À Kinshasa, dans un contexte où la pression sur les écosystèmes du Bassin du Congo ne cesse d’alimenter les débats sur l’avenir des ressources naturelles, une nouvelle étape vient d’être franchie dans les discussions sur leur gouvernance. Le vendredi 27 février 2026, les autorités congolaises et l’Organisation des Nations Unies pour l’alimentation et l’agriculture (FAO) ont validé un document stratégique consacré à l’amélioration de la gestion des ressources forestières, fauniques et halieutiques en République démocratique du Congo.
D’après les informations communiquées à l’issue des travaux, ce texte vise à renforcer les mécanismes de gouvernance de ces ressources renouvelables qui structurent une grande partie des équilibres écologiques et économiques du pays. Selon plusieurs observateurs impliqués dans les discussions, cette validation marque surtout l’aboutissement d’un processus technique destiné à clarifier les orientations stratégiques en matière de gestion durable des forêts, de la faune sauvage et des ressources halieutiques.
Dans une région qui abrite certains des plus vastes écosystèmes tropicaux de la planète, la question de la gouvernance des ressources naturelles demeure particulièrement sensible. Les pays du Bassin du Congo disposent en effet d’importants patrimoines forestiers et biologiques, dont dépend une part significative des moyens de subsistance des populations rurales. Pourtant, à en croire plusieurs analyses sectorielles, la contribution réelle de ces ressources aux économies nationales et à la sécurité alimentaire reste encore en deçà de leur potentiel.
Cette situation, expliquent certains spécialistes, tient notamment à la complexité des systèmes de gouvernance existants. Au fil des années, différents cadres juridiques, politiques et institutionnels ont été mis en place pour encadrer la gestion des ressources forestières, fauniques et halieutiques, souvent avec l’appui de partenaires techniques et financiers. Mais malgré ces dispositifs, la durabilité de ces ressources continue de susciter des interrogations, tant sur le plan écologique qu’économique.
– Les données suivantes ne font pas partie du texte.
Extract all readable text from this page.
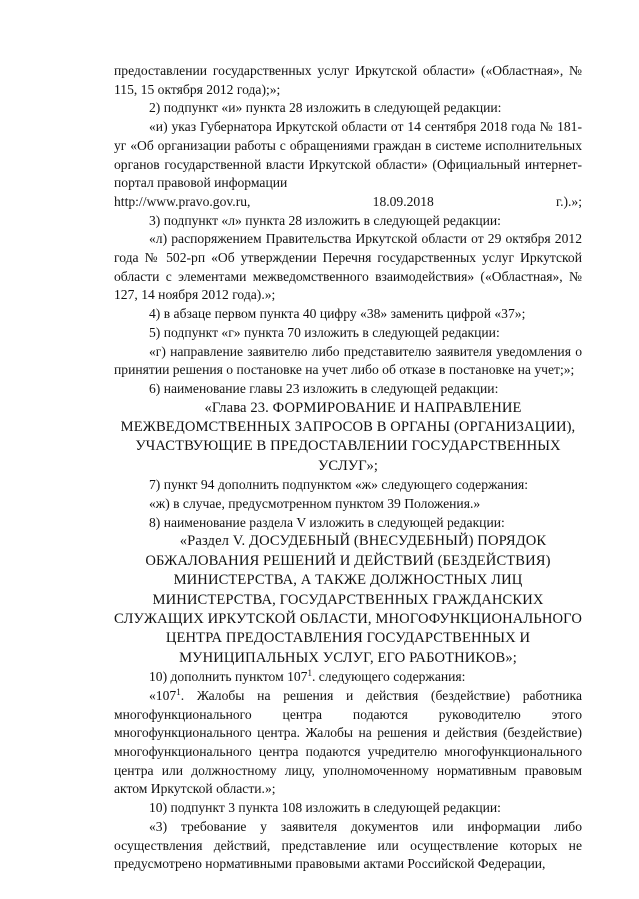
предоставлении государственных услуг Иркутской области» («Областная», № 115, 15 октября 2012 года);»;

2) подпункт «и» пункта 28 изложить в следующей редакции:

«и) указ Губернатора Иркутской области от 14 сентября 2018 года № 181-уг «Об организации работы с обращениями граждан в системе исполнительных органов государственной власти Иркутской области» (Официальный интернет-портал правовой информации

http://www.pravo.gov.ru, 18.09.2018 г.).»;

3) подпункт «л» пункта 28 изложить в следующей редакции:

«л) распоряжением Правительства Иркутской области от 29 октября 2012 года № 502-рп «Об утверждении Перечня государственных услуг Иркутской области с элементами межведомственного взаимодействия» («Областная», № 127, 14 ноября 2012 года).»;

4) в абзаце первом пункта 40 цифру «38» заменить цифрой «37»;

5) подпункт «г» пункта 70 изложить в следующей редакции:

«г) направление заявителю либо представителю заявителя уведомления о принятии решения о постановке на учет либо об отказе в постановке на учет;»;

6) наименование главы 23 изложить в следующей редакции:

«Глава 23. ФОРМИРОВАНИЕ И НАПРАВЛЕНИЕ
МЕЖВЕДОМСТВЕННЫХ ЗАПРОСОВ В ОРГАНЫ (ОРГАНИЗАЦИИ), УЧАСТВУЮЩИЕ В ПРЕДОСТАВЛЕНИИ ГОСУДАРСТВЕННЫХ УСЛУГ»;

7) пункт 94 дополнить подпунктом «ж» следующего содержания:

«ж) в случае, предусмотренном пунктом 39 Положения.»

8) наименование раздела V изложить в следующей редакции:

«Раздел V. ДОСУДЕБНЫЙ (ВНЕСУДЕБНЫЙ) ПОРЯДОК
ОБЖАЛОВАНИЯ РЕШЕНИЙ И ДЕЙСТВИЙ (БЕЗДЕЙСТВИЯ) МИНИСТЕРСТВА, А ТАКЖЕ ДОЛЖНОСТНЫХ ЛИЦ МИНИСТЕРСТВА, ГОСУДАРСТВЕННЫХ ГРАЖДАНСКИХ СЛУЖАЩИХ ИРКУТСКОЙ ОБЛАСТИ, МНОГОФУНКЦИОНАЛЬНОГО ЦЕНТРА ПРЕДОСТАВЛЕНИЯ ГОСУДАРСТВЕННЫХ И МУНИЦИПАЛЬНЫХ УСЛУГ, ЕГО РАБОТНИКОВ»;

10) дополнить пунктом $107^1$. следующего содержания:

«$107^1$. Жалобы на решения и действия (бездействие) работника многофункционального центра подаются руководителю этого многофункционального центра. Жалобы на решения и действия (бездействие) многофункционального центра подаются учредителю многофункционального центра или должностному лицу, уполномоченному нормативным правовым актом Иркутской области.»;

10) подпункт 3 пункта 108 изложить в следующей редакции:

«3) требование у заявителя документов или информации либо осуществления действий, представление или осуществление которых не предусмотрено нормативными правовыми актами Российской Федерации,
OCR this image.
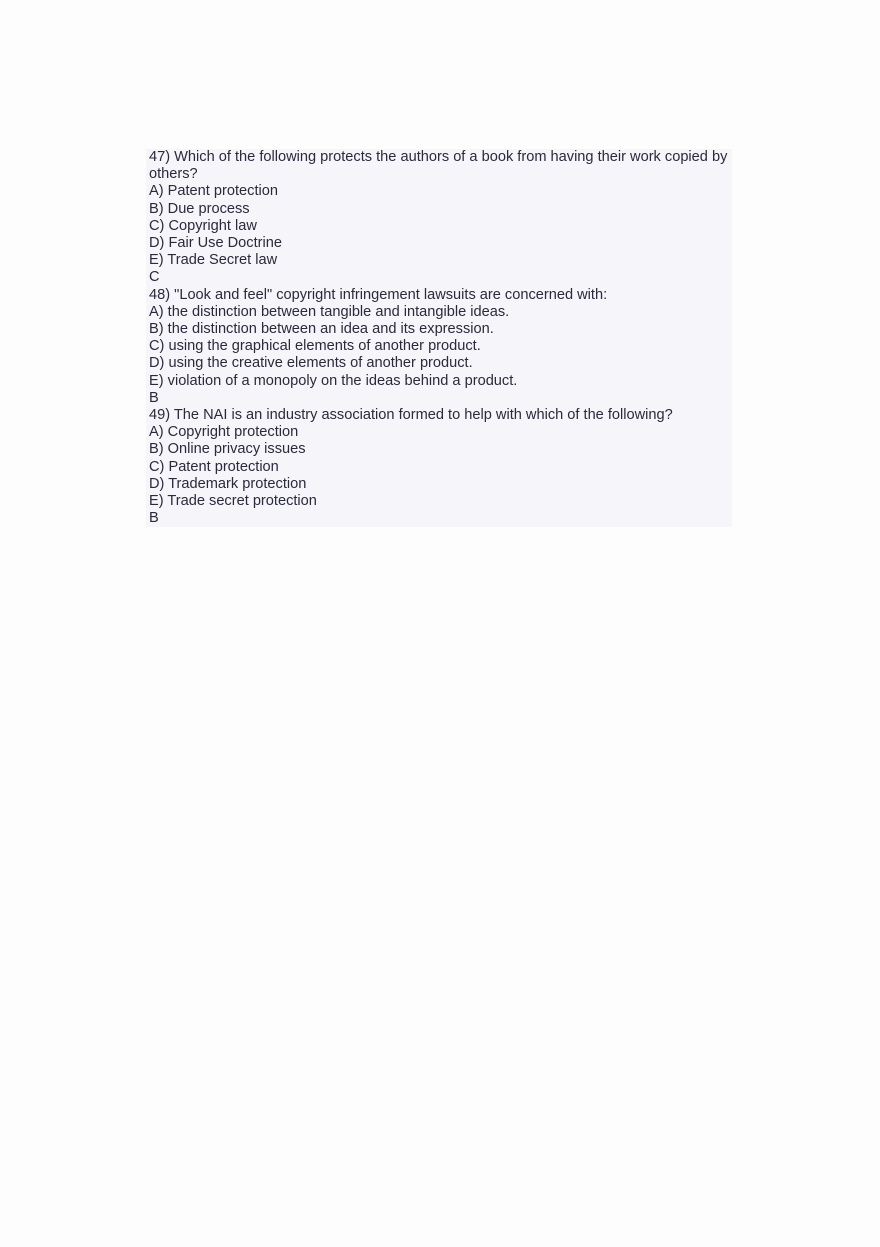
47) Which of the following protects the authors of a book from having their work copied by others?
A) Patent protection
B) Due process
C) Copyright law
D) Fair Use Doctrine
E) Trade Secret law
C
48) "Look and feel" copyright infringement lawsuits are concerned with:
A) the distinction between tangible and intangible ideas.
B) the distinction between an idea and its expression.
C) using the graphical elements of another product.
D) using the creative elements of another product.
E) violation of a monopoly on the ideas behind a product.
B
49) The NAI is an industry association formed to help with which of the following?
A) Copyright protection
B) Online privacy issues
C) Patent protection
D) Trademark protection
E) Trade secret protection
B
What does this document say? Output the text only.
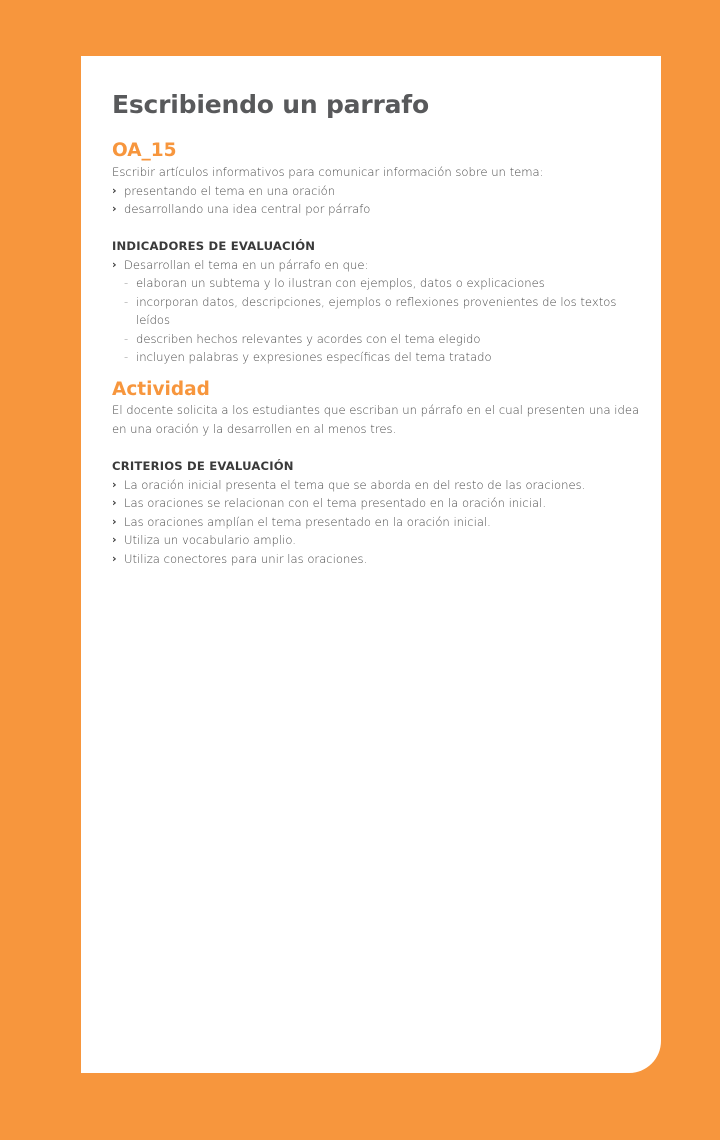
Escribiendo un parrafo
OA_15

Escribir artículos informativos para comunicar información sobre un tema:

› presentando el tema en una oración
› desarrollando una idea central por párrafo

INDICADORES DE EVALUACIÓN

› Desarrollan el tema en un párrafo en que:
- elaboran un subtema y lo ilustran con ejemplos, datos o explicaciones
- incorporan datos, descripciones, ejemplos o reflexiones provenientes de los textos leídos
- describen hechos relevantes y acordes con el tema elegido
- incluyen palabras y expresiones específicas del tema tratado
Actividad

El docente solicita a los estudiantes que escriban un párrafo en el cual presenten una idea en una oración y la desarrollen en al menos tres.

CRITERIOS DE EVALUACIÓN

› La oración inicial presenta el tema que se aborda en del resto de las oraciones.
› Las oraciones se relacionan con el tema presentado en la oración inicial.
› Las oraciones amplían el tema presentado en la oración inicial.
› Utiliza un vocabulario amplio.
› Utiliza conectores para unir las oraciones.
C’est dans ce contexte que la FAO a engagé un projet pilote régional baptisé « Appui à l’amélioration de la gouvernance des ressources forestières, fauniques et halieutiques pour leur contribution durable aux économies de la RDC, du Cameroun et du Gabon ». L’initiative, selon les acteurs du secteur, cherche à renforcer les cadres de gestion afin que ces ressources renouvelables puissent jouer un rôle plus structurant dans les économies nationales tout en préservant leur équilibre écologique.
Intervenant au cours de la validation du document, Sabi Serge, expert en environnement à la FAO, a réaffirmé l’engagement de son organisation dans ce processus d’accompagnement technique. « La FAO souhaite vivement que ces ressources forestières, fauniques et halieutiques puissent jouer pleinement leur rôle dans l’économie nationale et contribuer durablement à l’amélioration des conditions de vie de millions de Congolaises et Congolais qui en dépendent », a-t-il déclaré.
Selon les informations recueillies auprès de participants aux travaux, le document validé est issu d’un processus de consultation impliquant plusieurs institutions publiques et acteurs sectoriels. Les discussions ont permis d’intégrer diverses contributions techniques destinées à préciser les priorités d’action et à consolider un cadre de référence pour la gouvernance des ressources naturelles en RDC.
Dans un pays où la forêt couvre plus de la moitié du territoire et où les ressources halieutiques constituent une source importante de protéines pour de nombreuses communautés, la question de leur gestion dépasse largement les considérations environnementales. Elle touche également aux enjeux de sécurité alimentaire, de développement économique local et de résilience des territoires face aux mutations climatiques. À en croire certaines sources institutionnelles, l’initiative a bénéficié de l’implication de plusieurs ministères sectoriels, notamment ceux de l’Environnement, du Développement durable et de la Nouvelle économie du climat, ainsi que de la Pêche et de l’Élevage. Leur participation aux travaux aurait permis de consolider l’architecture du document et de faciliter son adoption.
Pour la FAO, cette étape constitue avant tout un jalon dans un processus plus large visant à améliorer la gouvernance des ressources naturelles renouvelables dans le Bassin du Congo. Si la validation du document marque une avancée sur le plan stratégique, plusieurs observateurs soulignent néanmoins que la véritable épreuve résidera désormais dans la mise en œuvre concrète des orientations définies, sur un terrain où se croisent intérêts économiques, impératifs écologiques et attentes sociales. Dans un pays dont les forêts comptent parmi les plus vastes du globe et où la biodiversité reste l’une des plus riches d’Afrique, la capacité à concilier exploitation des ressources et préservation des écosystèmes apparaît plus que jamais comme un enjeu déterminant pour l’avenir.